According to Koivurova, one of the major successes of Finland’s Chairmanship has been an exceptionally open dialogue and ambitious consultation process of relevant actors. Indigenous peoples’ organizations as permanent participants to AC has been widely consulted and their acceptance and input have been incorporated into the priority areas and programs. This is very important taking the formal position of Indigenous peoples’ organizations in the AC.
Arctic Indigenous peoples’ role as environmental agents was elaborated in the workshop by the vice-chair of Thematic Network on Arctic Law, Dr. Leena Heinämäki from the Northern Institute for Environmental and Minority Law. Her presentation focused on human rights based approach (HRBA) to environmental protection and the question whether this emerging trend in international law has benefitted Indigenous peoples. According to her assessment, Indigenous peoples, including Arctic indigenous peoples have been to some extent able to shift their position from stakeholders to rights holders in the convention on biodiversity and related instruments. On the other hand, Indigenous peoples’ formal position and participation has not been evolved in the same manner and intensity in the global climate change regime (UNFCCC), despite the fact that climate change has drastic implications to the lives and rights of Indigenous peoples, already substantially experienced in the Arctic regions. Although it is recognized in the climate change regime that Indigenous peoples have a significant role to play in mitigation and adaptation measures due to their ecological knowledge, they are yet systematically categorized as “vulnerable groups” rather than rights holders and environmental custodians that truly could contribute new solutions in tackling with the global warming.
Heinämäki concludes by stating that most successful stories of Indigenous peoples relate to projects where Indigenous communities have decided to act on their own, independently on state’s recognition or support, to protect their environments against harmful changes.

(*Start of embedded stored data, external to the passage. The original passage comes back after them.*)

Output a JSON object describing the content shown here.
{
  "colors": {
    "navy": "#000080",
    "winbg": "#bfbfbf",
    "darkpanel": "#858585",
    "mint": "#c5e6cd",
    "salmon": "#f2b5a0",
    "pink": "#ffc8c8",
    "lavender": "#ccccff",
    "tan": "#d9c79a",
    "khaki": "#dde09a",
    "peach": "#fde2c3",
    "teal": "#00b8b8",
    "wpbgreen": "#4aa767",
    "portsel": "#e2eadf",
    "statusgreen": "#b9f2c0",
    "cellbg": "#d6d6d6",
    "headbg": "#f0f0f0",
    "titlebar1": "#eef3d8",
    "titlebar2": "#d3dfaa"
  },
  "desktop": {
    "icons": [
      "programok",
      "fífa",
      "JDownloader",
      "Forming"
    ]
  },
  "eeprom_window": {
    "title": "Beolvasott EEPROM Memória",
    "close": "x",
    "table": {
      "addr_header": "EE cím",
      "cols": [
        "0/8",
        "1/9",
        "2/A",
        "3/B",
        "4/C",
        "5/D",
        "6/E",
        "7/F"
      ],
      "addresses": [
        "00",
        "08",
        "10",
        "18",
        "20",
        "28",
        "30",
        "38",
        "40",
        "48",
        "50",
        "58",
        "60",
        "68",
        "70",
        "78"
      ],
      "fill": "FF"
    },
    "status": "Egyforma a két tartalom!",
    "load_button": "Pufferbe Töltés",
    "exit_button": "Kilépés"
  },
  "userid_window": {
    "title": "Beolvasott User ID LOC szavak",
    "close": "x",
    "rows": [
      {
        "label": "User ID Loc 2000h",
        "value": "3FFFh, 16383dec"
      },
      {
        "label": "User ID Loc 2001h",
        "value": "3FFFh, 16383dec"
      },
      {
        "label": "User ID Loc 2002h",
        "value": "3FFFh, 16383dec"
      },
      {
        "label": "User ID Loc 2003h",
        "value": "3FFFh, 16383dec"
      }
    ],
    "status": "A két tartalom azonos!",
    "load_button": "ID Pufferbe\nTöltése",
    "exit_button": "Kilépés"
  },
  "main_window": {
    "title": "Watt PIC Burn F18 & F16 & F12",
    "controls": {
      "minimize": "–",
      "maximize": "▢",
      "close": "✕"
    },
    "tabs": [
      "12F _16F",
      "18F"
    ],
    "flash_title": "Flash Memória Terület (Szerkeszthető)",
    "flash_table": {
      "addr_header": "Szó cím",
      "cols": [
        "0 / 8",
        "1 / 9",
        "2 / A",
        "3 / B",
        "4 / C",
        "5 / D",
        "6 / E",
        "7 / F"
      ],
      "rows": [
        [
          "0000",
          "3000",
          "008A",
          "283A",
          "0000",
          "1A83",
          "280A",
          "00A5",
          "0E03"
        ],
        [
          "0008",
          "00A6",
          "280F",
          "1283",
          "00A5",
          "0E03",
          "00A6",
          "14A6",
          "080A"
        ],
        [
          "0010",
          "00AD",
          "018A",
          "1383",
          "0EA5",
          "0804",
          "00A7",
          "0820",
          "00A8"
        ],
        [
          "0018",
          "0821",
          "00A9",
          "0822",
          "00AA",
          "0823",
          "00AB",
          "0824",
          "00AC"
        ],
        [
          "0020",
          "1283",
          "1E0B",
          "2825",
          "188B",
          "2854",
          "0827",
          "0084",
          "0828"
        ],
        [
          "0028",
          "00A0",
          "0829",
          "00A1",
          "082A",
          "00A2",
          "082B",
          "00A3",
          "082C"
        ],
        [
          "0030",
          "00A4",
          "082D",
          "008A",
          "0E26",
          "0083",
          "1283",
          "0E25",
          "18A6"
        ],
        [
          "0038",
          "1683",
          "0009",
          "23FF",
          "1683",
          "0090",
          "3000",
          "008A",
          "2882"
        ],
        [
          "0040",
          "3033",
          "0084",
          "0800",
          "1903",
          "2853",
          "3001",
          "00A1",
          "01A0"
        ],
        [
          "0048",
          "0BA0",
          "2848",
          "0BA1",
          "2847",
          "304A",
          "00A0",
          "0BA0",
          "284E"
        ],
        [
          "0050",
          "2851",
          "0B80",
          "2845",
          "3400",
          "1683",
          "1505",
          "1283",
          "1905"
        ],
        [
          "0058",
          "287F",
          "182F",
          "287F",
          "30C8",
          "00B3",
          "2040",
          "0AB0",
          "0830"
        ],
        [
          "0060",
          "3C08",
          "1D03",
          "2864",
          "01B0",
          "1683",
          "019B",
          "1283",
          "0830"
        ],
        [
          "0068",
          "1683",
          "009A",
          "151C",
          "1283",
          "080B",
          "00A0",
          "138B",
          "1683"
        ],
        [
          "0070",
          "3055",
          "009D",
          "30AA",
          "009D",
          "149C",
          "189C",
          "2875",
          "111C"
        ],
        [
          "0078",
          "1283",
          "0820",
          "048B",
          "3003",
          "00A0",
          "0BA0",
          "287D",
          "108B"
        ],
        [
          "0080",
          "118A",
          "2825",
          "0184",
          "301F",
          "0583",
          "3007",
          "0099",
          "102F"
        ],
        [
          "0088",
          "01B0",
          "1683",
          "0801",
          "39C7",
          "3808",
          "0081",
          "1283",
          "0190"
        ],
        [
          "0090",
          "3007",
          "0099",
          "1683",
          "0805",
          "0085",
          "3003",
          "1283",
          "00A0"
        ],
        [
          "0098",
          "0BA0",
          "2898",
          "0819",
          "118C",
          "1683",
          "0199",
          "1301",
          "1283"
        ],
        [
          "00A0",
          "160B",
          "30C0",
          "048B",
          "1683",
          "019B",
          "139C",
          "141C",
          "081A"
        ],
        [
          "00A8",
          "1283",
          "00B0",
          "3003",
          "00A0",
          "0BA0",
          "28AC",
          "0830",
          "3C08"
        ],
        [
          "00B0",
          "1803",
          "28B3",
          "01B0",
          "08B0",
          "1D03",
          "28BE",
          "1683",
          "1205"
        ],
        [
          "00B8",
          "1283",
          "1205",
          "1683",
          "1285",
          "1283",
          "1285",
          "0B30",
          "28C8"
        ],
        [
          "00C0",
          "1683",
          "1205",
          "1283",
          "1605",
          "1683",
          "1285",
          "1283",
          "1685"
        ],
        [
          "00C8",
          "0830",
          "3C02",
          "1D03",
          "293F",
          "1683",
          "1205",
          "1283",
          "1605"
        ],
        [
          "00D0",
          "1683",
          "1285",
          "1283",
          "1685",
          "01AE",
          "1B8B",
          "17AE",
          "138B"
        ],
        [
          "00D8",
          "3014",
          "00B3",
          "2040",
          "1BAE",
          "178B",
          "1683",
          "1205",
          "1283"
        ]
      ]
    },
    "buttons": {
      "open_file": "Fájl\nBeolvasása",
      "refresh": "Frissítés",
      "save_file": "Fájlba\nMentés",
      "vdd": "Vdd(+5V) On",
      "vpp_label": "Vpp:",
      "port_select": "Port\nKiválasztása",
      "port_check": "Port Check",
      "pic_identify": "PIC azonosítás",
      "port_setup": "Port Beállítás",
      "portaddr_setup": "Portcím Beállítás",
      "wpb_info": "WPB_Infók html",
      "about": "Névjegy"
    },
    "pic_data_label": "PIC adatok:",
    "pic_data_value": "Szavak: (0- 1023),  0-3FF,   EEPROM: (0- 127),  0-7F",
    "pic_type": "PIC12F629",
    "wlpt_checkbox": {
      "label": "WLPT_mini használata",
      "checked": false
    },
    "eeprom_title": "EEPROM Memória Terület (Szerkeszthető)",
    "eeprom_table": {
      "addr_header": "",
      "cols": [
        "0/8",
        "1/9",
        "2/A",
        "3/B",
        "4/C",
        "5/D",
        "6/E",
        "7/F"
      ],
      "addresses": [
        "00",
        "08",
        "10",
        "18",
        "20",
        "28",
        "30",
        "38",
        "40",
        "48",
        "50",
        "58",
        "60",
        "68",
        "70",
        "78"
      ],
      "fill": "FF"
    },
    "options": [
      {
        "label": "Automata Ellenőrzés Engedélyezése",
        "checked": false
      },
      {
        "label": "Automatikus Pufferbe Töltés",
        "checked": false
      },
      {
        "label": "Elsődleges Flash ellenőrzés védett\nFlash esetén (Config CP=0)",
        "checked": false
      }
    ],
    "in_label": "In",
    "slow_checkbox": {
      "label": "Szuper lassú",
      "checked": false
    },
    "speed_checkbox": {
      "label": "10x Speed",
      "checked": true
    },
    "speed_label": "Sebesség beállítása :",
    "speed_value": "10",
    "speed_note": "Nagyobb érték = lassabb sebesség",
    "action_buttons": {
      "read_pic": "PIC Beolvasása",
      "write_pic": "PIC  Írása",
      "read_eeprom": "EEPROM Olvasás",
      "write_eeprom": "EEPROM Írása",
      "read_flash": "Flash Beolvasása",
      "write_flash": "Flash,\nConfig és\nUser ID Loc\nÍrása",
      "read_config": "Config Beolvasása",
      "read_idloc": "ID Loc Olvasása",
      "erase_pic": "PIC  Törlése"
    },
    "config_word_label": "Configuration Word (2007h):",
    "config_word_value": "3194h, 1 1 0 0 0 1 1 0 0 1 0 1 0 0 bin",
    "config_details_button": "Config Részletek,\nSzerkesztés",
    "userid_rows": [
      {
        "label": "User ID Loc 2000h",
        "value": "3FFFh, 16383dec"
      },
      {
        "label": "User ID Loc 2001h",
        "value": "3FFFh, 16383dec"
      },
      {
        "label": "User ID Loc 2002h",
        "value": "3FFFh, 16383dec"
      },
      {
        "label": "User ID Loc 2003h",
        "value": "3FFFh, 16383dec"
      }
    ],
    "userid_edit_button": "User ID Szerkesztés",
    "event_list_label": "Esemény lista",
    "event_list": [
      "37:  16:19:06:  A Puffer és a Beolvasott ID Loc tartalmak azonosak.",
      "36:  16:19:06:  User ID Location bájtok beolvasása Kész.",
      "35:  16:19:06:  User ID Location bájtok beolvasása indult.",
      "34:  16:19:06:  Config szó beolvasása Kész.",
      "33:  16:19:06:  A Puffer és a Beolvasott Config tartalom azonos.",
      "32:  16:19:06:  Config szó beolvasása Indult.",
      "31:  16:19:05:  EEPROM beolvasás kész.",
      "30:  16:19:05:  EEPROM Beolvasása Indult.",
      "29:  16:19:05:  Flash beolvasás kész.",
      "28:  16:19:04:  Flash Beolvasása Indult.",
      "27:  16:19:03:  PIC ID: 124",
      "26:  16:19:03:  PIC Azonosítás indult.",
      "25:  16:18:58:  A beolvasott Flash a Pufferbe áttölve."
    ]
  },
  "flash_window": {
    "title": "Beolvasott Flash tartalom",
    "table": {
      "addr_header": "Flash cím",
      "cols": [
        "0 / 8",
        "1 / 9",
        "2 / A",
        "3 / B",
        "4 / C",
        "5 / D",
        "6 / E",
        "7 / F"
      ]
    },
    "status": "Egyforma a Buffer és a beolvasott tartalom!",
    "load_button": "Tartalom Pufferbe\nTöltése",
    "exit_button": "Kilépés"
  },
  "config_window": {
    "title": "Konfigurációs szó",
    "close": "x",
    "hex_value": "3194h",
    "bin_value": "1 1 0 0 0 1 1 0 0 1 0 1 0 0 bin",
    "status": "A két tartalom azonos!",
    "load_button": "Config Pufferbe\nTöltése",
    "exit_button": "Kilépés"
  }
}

One such example is the project Snowchange, which is carried out by Skolt Sámi in Finland. Relying on traditional knowledge of the local Skolt Sámi, the project participants have managed to restore the damaged parts of the Näätämö watershed with the positive outcome of returning fish and bird life. Allowing Indigenous peoples to act as stewards of their environments rather than seen them as victims of environmental degradation would be the next and urgent step in environmental decision-making both in global as well as in local contexts.
Leena Heinämäki, University Researcher, Northern Institute for Environmental and Minority Law, Arctic Centre, vice-chair of UArctic Thematic Network on Arctic Law.